I went to back of my car opened the hatch and started looking at various places in detail. I noticed that the hinge on the right side did not seem symmetric to the ones on the left in terms of how they were joined. The positions of the bolts were slightly different. Upon a more careful inspection I found that the hatch was leaning down from the right side slightly (not easy to notice though). I could also point out the impact point of the hatch to the body on the right side (at the bottom of the hatch), some paint has also been damaged there.

 

Then I opened the door stopper of the right side as much as I could and also opened the left one but only slightly.

 

Upon driving I noticed considerable change in conditions as follows:

 

1. Booming was now less bothersome to the ears. It certainly lessened. I am not completely sure whether it was because the cabin was now less air tight or because the hatch now didn't made the impact on the body.

 

2. Also noticed that the road noise was slightly more than before. This can be certainly due to the fact that the cabin is now not as air tight and noise can easily come in.

 

3. Buffeting also kind of lessened and changed as well. What I noticed was that while driving when the speed of the car stabilizes to say 110 Kmph and stays there.
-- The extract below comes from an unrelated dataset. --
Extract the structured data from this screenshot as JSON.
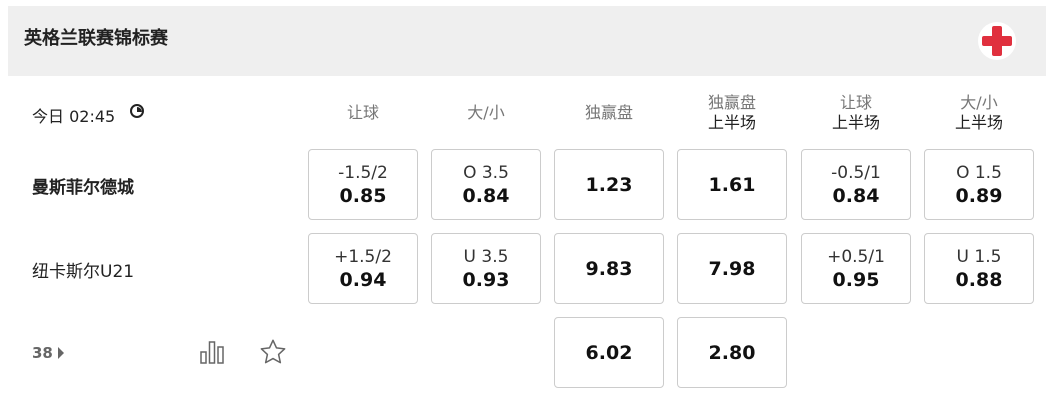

At this point as soon as there are sudden imperfect road conditions the buffeting happens for a while and then subsides and so on. I guess the hatch could now be a bit more shaky on rough surfaces due to road impact.

 

But if people believe that had the hatch been the only problem, GM would have fixed it long ago and the problem is actually deeper... THEN ... my theory is that the cabin in these cars may not be balanced/symmetric in such a way that the hatch finds it hard to settle down and buffets. I hope my theory is wrong because if it is the problem with the cabin itself then it may not be fixable.